Here in the United States, for example, presidents and governors who have been either slow or downright reluctant to apply the death penalty have almost invariably done so with significant regard, or attention, to the fact that crime and punishment tend to be highly racialized.
In other words, the race and/or ethnicity of the criminal suspect often tends to play a major role in decisions pertaining to both the length and the severity of sentencing. For instance, African-American and Hispanic or Latino criminal suspects convicted of murder are several times more likely to be meted the death penalty than suspects officially classified as “Ethnic Whites” or European-Americans. And I reasonably suspect that while it may not be very obvious, especially to members of Ghana’s ethnic majority populace, nevertheless, the frequency of who gets the death penalty imposed on them may very well be ethnically and culturally tinged. Equally significant is the need to factor into the equation the identity, ethnicity and class background of the alleged victims of such heinous crimes.

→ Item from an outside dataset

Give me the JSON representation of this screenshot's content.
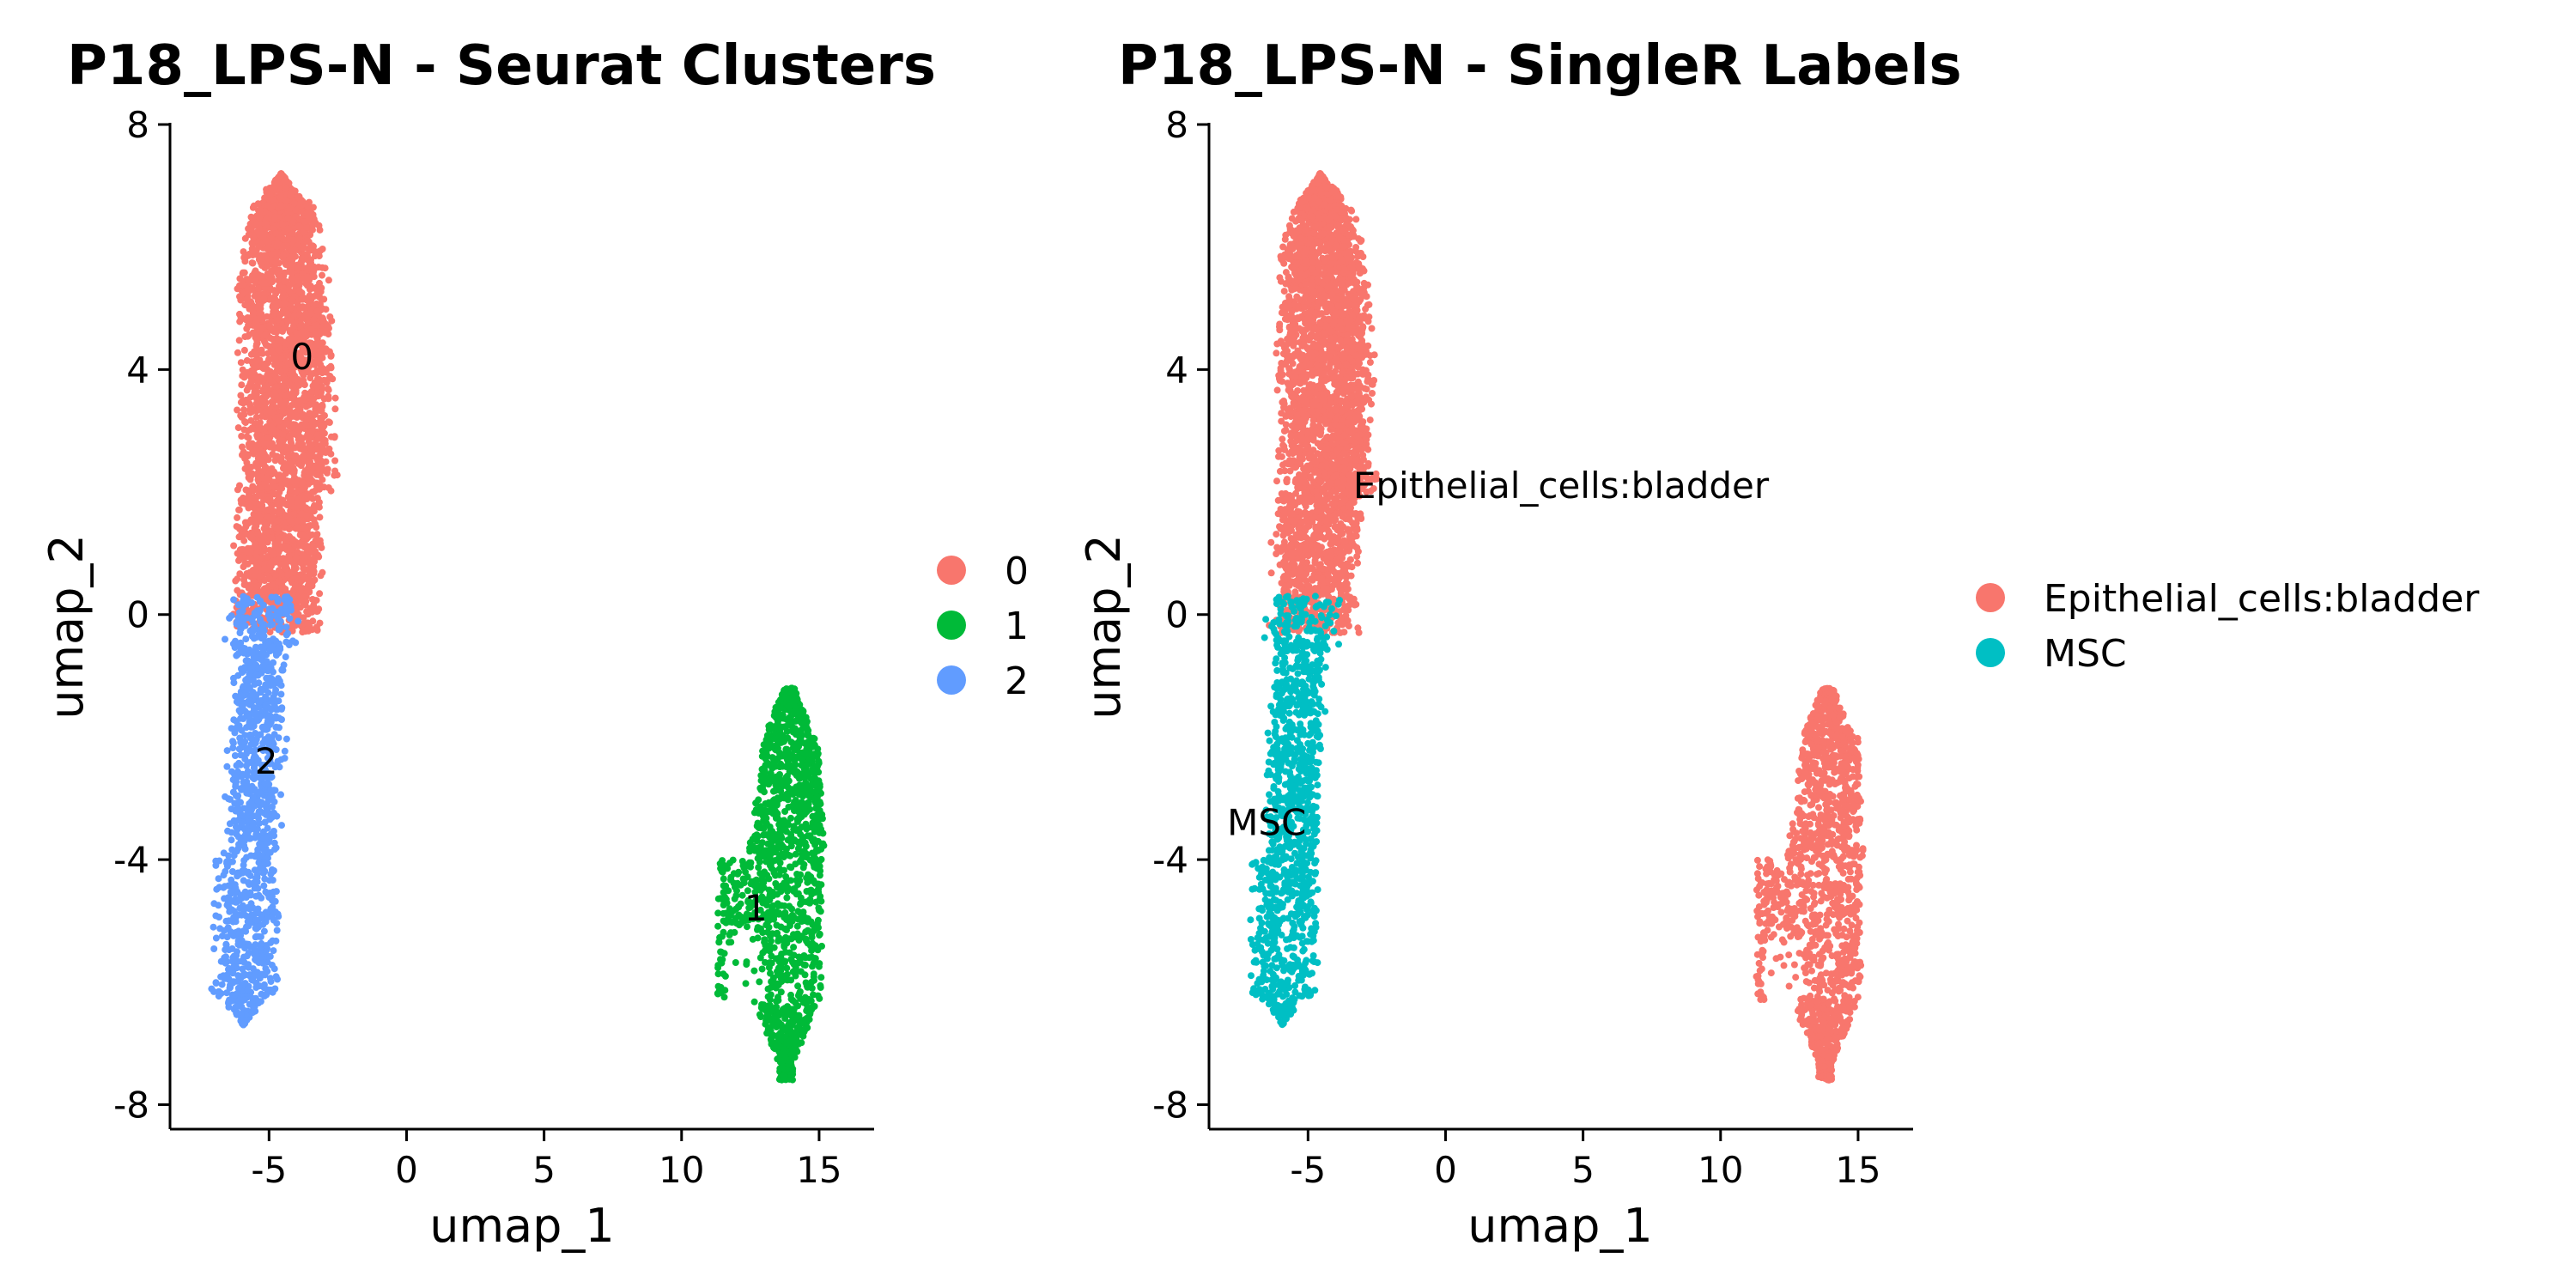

What I clearly see in the Kombian jailbreak attempt is the glaring fact that rather than house this extremely dangerous criminal convict in a “Medium-Security Prison,” Mr. Kombian ought to have been incarcerated in a “Maximum-Security Prison.” If Ghana does not yet have a maximum-security prison facility, then this is what professionally trained lawyers like Nana Obiri-Boahen ought to be advocating, and not the knee-jerk and infantile ideology of tit-for-tat.
Indeed, were he studiously observant, Nana Obiri-Boahen would since long have come to the morally edifying and practically constructive conclusion that the bloody revolutions undertaken by Chairman Rawlings have not made National Democratic Congress’ politicians and that party’s machine operatives any remarkably less corrupt than their counterparts of the main opposition New Patriotic Party.
Indeed, a credible case could even be made that the NDC operatives are today more thoroughgoing corrupt than the average Ghanaian politician, precisely because of Mr. Rawlings’ bloody revolutionary bouts.
This very traumatic fact ought to inform the likes of Nana Obiri-Boahen that the implementation of the death penalty may actually cause a phenomenal tide in the rate or frequency of murders in the country. There is also no credible evidence indicating that the spate of murders in the country is any higher or lower today than it was during the Rawlings Revolution. It may actually be much lower today, if one stops to think about it.